Katholieke Encyclopaedie

Uitgeverij Joost van den Vondel (1933-1939)

Gepubliceerd op 16-10-2019

Nijhoff

betekenis & definitie

Martinus, boekhandel, uitgeverij en antiquariaat, opgericht te Den Haag in 1853 door Martinus Nijhoff (1826-’94), sinds 1891 onder leiding van diens zoon Wouter (* 1866). Vooral bekend door wetensch. uitgaven op het gebied van rechts- en staatswetenschappen, geschiedenis; exploitatie van regeeringspublicaties, uitgaven van geleerde genootschappen en van den Volkenbond.
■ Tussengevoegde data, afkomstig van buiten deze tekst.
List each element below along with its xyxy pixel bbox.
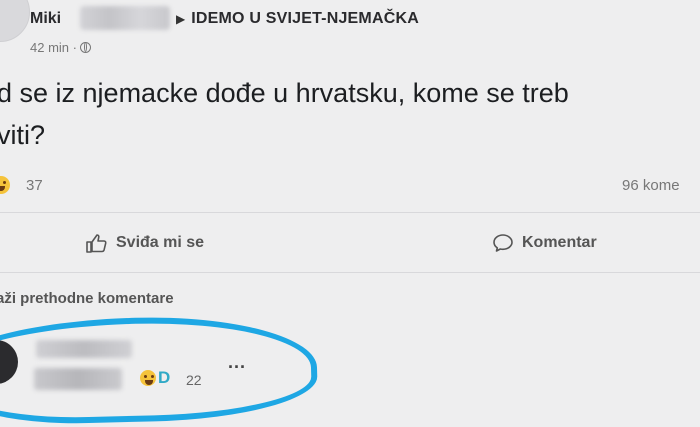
comment-label: Komentar [522,234,597,251]
post-text-line2: viti? [0,120,46,150]
comment-bubble-icon [493,234,513,252]
post-meta: 42 min · [30,40,91,55]
divider [0,272,700,273]
author-avatar[interactable] [0,0,30,42]
group-link[interactable]: ▶ IDEMO U SVIJET-NJEMAČKA [176,10,419,28]
caret-right-icon: ▶ [176,12,186,26]
reaction-count[interactable]: 37 [26,177,43,194]
post-time: 42 min · [30,40,77,55]
haha-emoji-icon [0,176,10,194]
divider [0,212,700,213]
comment-button[interactable]: Komentar [492,233,597,253]
comment-count[interactable]: 96 kome [622,177,680,194]
post-text: d se iz njemacke dođe u hrvatsku, kome s… [0,72,700,156]
globe-icon [79,42,91,53]
like-thumb-icon [86,234,107,253]
author-name[interactable]: Miki [30,10,61,28]
like-button[interactable]: Sviđa mi se [86,233,204,253]
group-name: IDEMO U SVIJET-NJEMAČKA [191,10,419,27]
like-label: Sviđa mi se [116,234,205,251]
reaction-icons[interactable] [0,176,10,194]
show-previous-comments-link[interactable]: aži prethodne komentare [0,290,174,307]
highlight-circle [0,313,319,427]
post-text-line1: d se iz njemacke dođe u hrvatsku, kome s… [0,78,569,108]
blurred-surname [80,6,170,30]
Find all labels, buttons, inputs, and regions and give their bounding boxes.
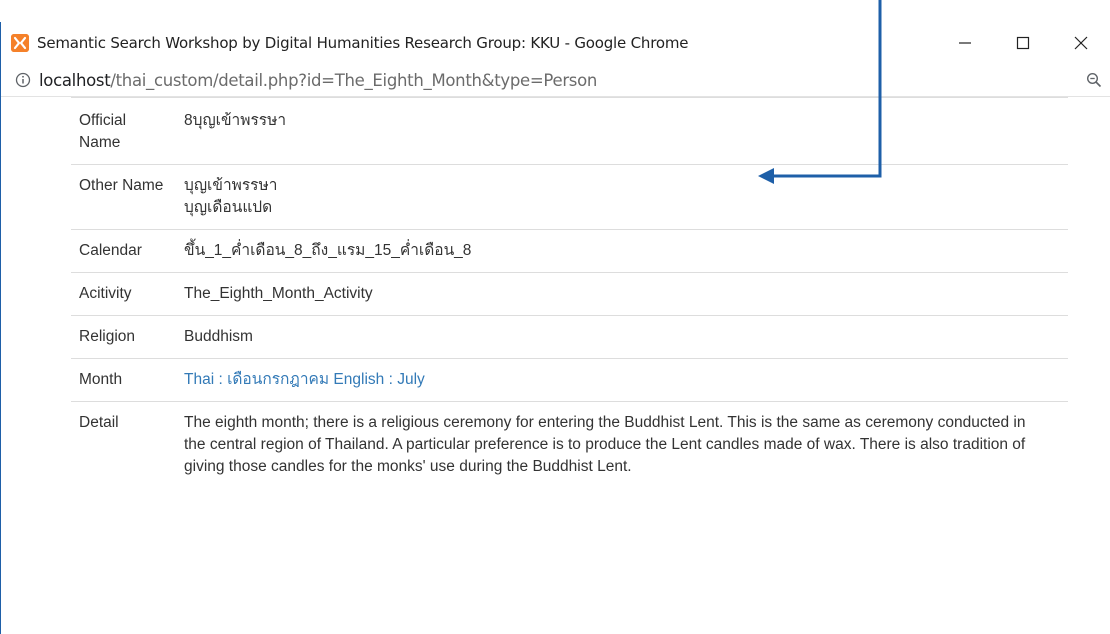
window-title: Semantic Search Workshop by Digital Huma… bbox=[37, 34, 689, 52]
page-content: Official Name 8บุญเข้าพรรษา Other Name บ… bbox=[1, 97, 1110, 633]
xampp-icon bbox=[11, 34, 29, 52]
row-value: บุญเข้าพรรษา บุญเดือนแปด bbox=[176, 164, 1068, 230]
close-button[interactable] bbox=[1052, 22, 1110, 64]
row-value: The_Eighth_Month_Activity bbox=[176, 272, 1068, 316]
table-row-month: Month Thai : เดือนกรกฎาคม English : July bbox=[71, 358, 1068, 402]
url-text[interactable]: localhost/thai_custom/detail.php?id=The_… bbox=[39, 71, 597, 90]
table-row-other-name: Other Name บุญเข้าพรรษา บุญเดือนแปด bbox=[71, 164, 1068, 230]
row-label: Other Name bbox=[71, 164, 176, 230]
maximize-icon bbox=[1016, 36, 1030, 50]
row-label: Calendar bbox=[71, 229, 176, 273]
minimize-icon bbox=[959, 42, 971, 44]
window-controls bbox=[936, 22, 1110, 64]
table-row-religion: Religion Buddhism bbox=[71, 315, 1068, 359]
other-name-value-2: บุญเดือนแปด bbox=[184, 199, 273, 216]
title-bar[interactable]: Semantic Search Workshop by Digital Huma… bbox=[1, 22, 1110, 64]
row-label: Acitivity bbox=[71, 272, 176, 316]
other-name-value-1: บุญเข้าพรรษา bbox=[184, 177, 278, 194]
maximize-button[interactable] bbox=[994, 22, 1052, 64]
browser-window: Semantic Search Workshop by Digital Huma… bbox=[0, 22, 1110, 634]
detail-table: Official Name 8บุญเข้าพรรษา Other Name บ… bbox=[71, 97, 1068, 488]
row-value: ขึ้น_1_ค่ำเดือน_8_ถึง_แรม_15_ค่ำเดือน_8 bbox=[176, 229, 1068, 273]
minimize-button[interactable] bbox=[936, 22, 994, 64]
address-bar[interactable]: localhost/thai_custom/detail.php?id=The_… bbox=[1, 64, 1110, 97]
table-row-detail: Detail The eighth month; there is a reli… bbox=[71, 401, 1068, 488]
row-value: Thai : เดือนกรกฎาคม English : July bbox=[176, 358, 1068, 402]
row-value: Buddhism bbox=[176, 315, 1068, 359]
table-row-calendar: Calendar ขึ้น_1_ค่ำเดือน_8_ถึง_แรม_15_ค่… bbox=[71, 229, 1068, 273]
info-icon[interactable] bbox=[15, 72, 31, 88]
row-label: Official Name bbox=[71, 97, 176, 165]
row-value: The eighth month; there is a religious c… bbox=[176, 401, 1068, 488]
zoom-icon[interactable] bbox=[1086, 72, 1102, 88]
row-label: Religion bbox=[71, 315, 176, 359]
table-row-official-name: Official Name 8บุญเข้าพรรษา bbox=[71, 97, 1068, 165]
row-value: 8บุญเข้าพรรษา bbox=[176, 97, 1068, 165]
table-row-activity: Acitivity The_Eighth_Month_Activity bbox=[71, 272, 1068, 316]
month-link[interactable]: Thai : เดือนกรกฎาคม English : July bbox=[184, 371, 425, 388]
row-label: Month bbox=[71, 358, 176, 402]
url-path: /thai_custom/detail.php?id=The_Eighth_Mo… bbox=[110, 70, 598, 90]
close-icon bbox=[1074, 36, 1088, 50]
url-host: localhost bbox=[39, 70, 111, 90]
row-label: Detail bbox=[71, 401, 176, 488]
Uitgever (met Sijthoff) van het Groot-Woordenboek der Nederlandsche Taal. P. Coebergh.
2° Martinus, N. Ned. dichter en essayist. * 20 April 1894 te Den Haag. In zijn critische beschouwingen toont hij een sterke verstandelijkheid, in zijn gedichten is hij een lyricus met een zuivere dichternatuur van ingetogen stemming.
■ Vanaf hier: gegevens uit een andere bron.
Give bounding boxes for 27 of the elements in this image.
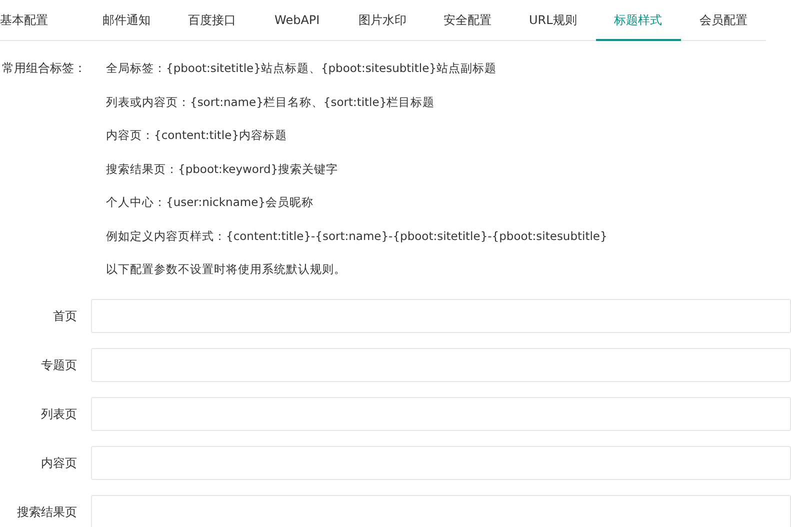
input-field[interactable]	[91, 495, 791, 527]
tab[interactable]: WebAPI	[254, 0, 340, 40]
help-text: 个人中心：{user:nickname}会员昵称	[106, 194, 314, 211]
field-label: 内容页	[40, 454, 77, 472]
help-text: 内容页：{content:title}内容标题	[106, 127, 288, 144]
input-field[interactable]	[91, 446, 791, 480]
tab[interactable]: 安全配置	[425, 0, 510, 40]
input-field[interactable]	[91, 348, 791, 382]
tab[interactable]: 会员配置	[680, 0, 766, 40]
tab[interactable]: 标题样式	[596, 0, 681, 41]
help-text: 列表或内容页：{sort:name}栏目名称、{sort:title}栏目标题	[106, 94, 436, 110]
field-label: 列表页	[40, 406, 77, 422]
tab[interactable]: 百度接口	[169, 0, 254, 40]
help-text: 以下配置参数不设置时将使用系统默认规则。	[106, 261, 347, 278]
input-field[interactable]	[91, 299, 791, 333]
field-label: 搜索结果页	[16, 504, 77, 520]
tab[interactable]: 基本配置	[0, 0, 48, 40]
help-text: 例如定义内容页样式：{content:title}-{sort:name}-{pboot:sitetitle}-{pboot:sitesubtitle}	[106, 228, 608, 244]
tab[interactable]: 图片水印	[340, 0, 425, 40]
tab[interactable]: 邮件通知	[84, 0, 170, 40]
input-field[interactable]	[91, 397, 791, 431]
help-text: 全局标签：{pboot:sitetitle}站点标题、{pboot:sitesubtitle}站点副标题	[106, 60, 498, 77]
tab[interactable]: URL规则	[510, 0, 596, 40]
field-label: 专题页	[40, 356, 77, 374]
field-label: 首页	[52, 308, 77, 324]
help-label: 常用组合标签：	[2, 60, 87, 77]
help-text: 搜索结果页：{pboot:keyword}搜索关键字	[106, 160, 340, 178]
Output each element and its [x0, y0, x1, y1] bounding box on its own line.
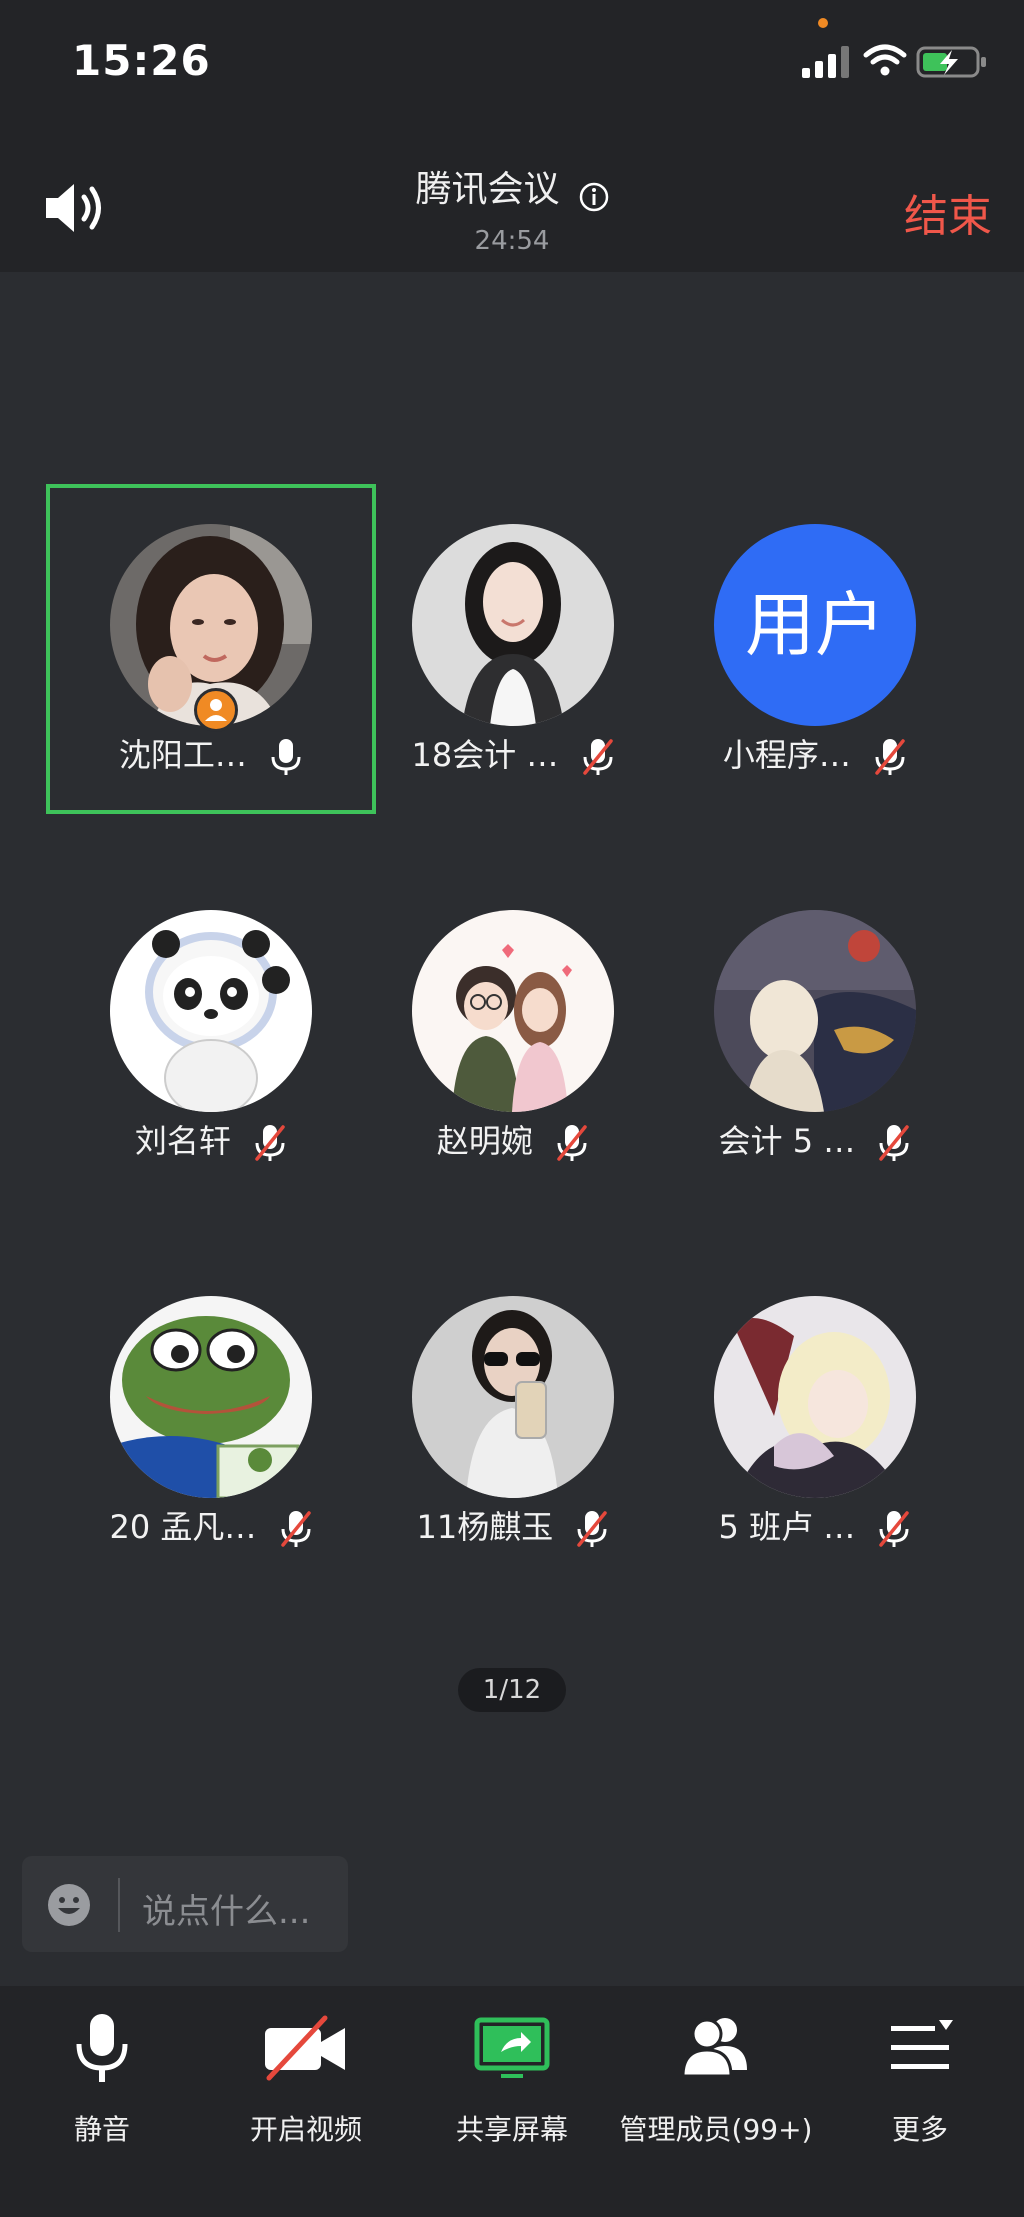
more-menu-icon	[891, 2020, 953, 2069]
participant-name: 小程序…	[722, 736, 851, 774]
bottom-toolbar: 静音 开启视频 共享屏幕 管理成员(99+) 更多	[0, 1986, 1024, 2217]
emoji-icon[interactable]	[46, 1882, 92, 1928]
avatar	[412, 1296, 614, 1498]
participant-name-row: 小程序…	[650, 730, 980, 777]
status-bar: 15:26	[0, 0, 1024, 130]
meeting-duration: 24:54	[474, 226, 550, 256]
video-label: 开启视频	[249, 2113, 362, 2146]
participant-name: 刘名轩	[134, 1122, 231, 1160]
avatar	[110, 910, 312, 1112]
participant-tile[interactable]: 刘名轩	[46, 870, 376, 1200]
share-screen-icon	[474, 2017, 550, 2078]
divider	[118, 1878, 120, 1932]
chat-input[interactable]: 说点什么...	[22, 1856, 348, 1952]
participant-name: 11杨麒玉	[416, 1508, 554, 1546]
share-screen-button[interactable]: 共享屏幕	[410, 1986, 614, 2146]
participant-name-row: 沈阳工…	[50, 730, 372, 777]
battery-charging-icon	[916, 46, 986, 78]
participant-tile[interactable]: 用户 小程序…	[650, 484, 980, 814]
more-label: 更多	[891, 2113, 948, 2146]
participant-name: 18会计 …	[411, 736, 559, 774]
participant-name: 5 班卢 …	[718, 1508, 856, 1546]
participant-tile[interactable]: 5 班卢 …	[650, 1256, 980, 1586]
mic-muted-icon	[255, 1125, 285, 1161]
avatar	[412, 524, 614, 726]
participant-name-row: 刘名轩	[46, 1116, 376, 1163]
host-badge-icon	[194, 688, 238, 732]
meeting-title[interactable]: 腾讯会议	[415, 169, 559, 210]
participant-tile[interactable]: 11杨麒玉	[348, 1256, 678, 1586]
participant-name-row: 会计 5 …	[650, 1116, 980, 1163]
avatar	[412, 910, 614, 1112]
mute-label: 静音	[73, 2113, 130, 2146]
avatar-placeholder: 用户	[714, 524, 916, 726]
info-icon[interactable]	[579, 182, 609, 212]
end-meeting-button[interactable]: 结束	[904, 180, 992, 244]
participant-name-row: 20 孟凡…	[46, 1502, 376, 1549]
avatar	[714, 1296, 916, 1498]
mic-muted-icon	[879, 1125, 910, 1161]
participant-tile[interactable]: 20 孟凡…	[46, 1256, 376, 1586]
participant-name-row: 5 班卢 …	[650, 1502, 980, 1549]
mic-muted-icon	[280, 1511, 311, 1547]
participant-name-row: 18会计 …	[348, 730, 678, 777]
participant-name: 会计 5 …	[718, 1122, 856, 1160]
mute-button[interactable]: 静音	[0, 1986, 204, 2146]
mic-muted-icon	[879, 1511, 910, 1547]
chat-placeholder: 说点什么...	[142, 1892, 311, 1932]
participant-tile[interactable]: 赵明婉	[348, 870, 678, 1200]
participant-name: 20 孟凡…	[109, 1508, 257, 1546]
avatar	[110, 1296, 312, 1498]
members-icon	[681, 2018, 747, 2078]
members-label: 管理成员(99+)	[619, 2113, 813, 2146]
participant-name-row: 赵明婉	[348, 1116, 678, 1163]
mic-muted-icon	[557, 1125, 587, 1161]
page-indicator: 1/12	[458, 1668, 566, 1712]
participant-name: 赵明婉	[436, 1122, 533, 1160]
recording-dot-icon	[818, 18, 828, 28]
participant-name: 沈阳工…	[118, 736, 247, 774]
mic-on-icon	[271, 739, 301, 775]
participant-tile[interactable]: 18会计 …	[348, 484, 678, 814]
participant-name-row: 11杨麒玉	[348, 1502, 678, 1549]
wifi-icon	[863, 44, 907, 76]
mic-muted-icon	[577, 1511, 608, 1547]
participant-tile[interactable]: 会计 5 …	[650, 870, 980, 1200]
signal-icon	[802, 46, 849, 78]
more-button[interactable]: 更多	[818, 1986, 1022, 2146]
manage-members-button[interactable]: 管理成员(99+)	[614, 1986, 818, 2146]
share-label: 共享屏幕	[455, 2113, 568, 2146]
video-off-icon	[265, 2015, 345, 2081]
mic-muted-icon	[875, 739, 905, 775]
meeting-header: 腾讯会议 24:54 结束	[0, 130, 1024, 272]
start-video-button[interactable]: 开启视频	[204, 1986, 408, 2146]
participant-tile[interactable]: 沈阳工…	[46, 484, 376, 814]
avatar	[714, 910, 916, 1112]
mic-muted-icon	[582, 739, 613, 775]
status-time: 15:26	[72, 36, 211, 85]
microphone-icon	[76, 2014, 128, 2082]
Werken: De Wandelaar (1916); Pierrot aan de lantaarn (1919, vaak als zijn beste werk beschouwd); Vormen (1924); Nieuwe gedichten (1933); De Vliegende Hollander (lustrumspel v. d. univ. v. Leiden, 1930); De pen op papier (novelle, 1927); Gedachten op Dinsdag (critieken). Nog vertaalde hij werken van Shakespeare en André Gide. Piet Visser.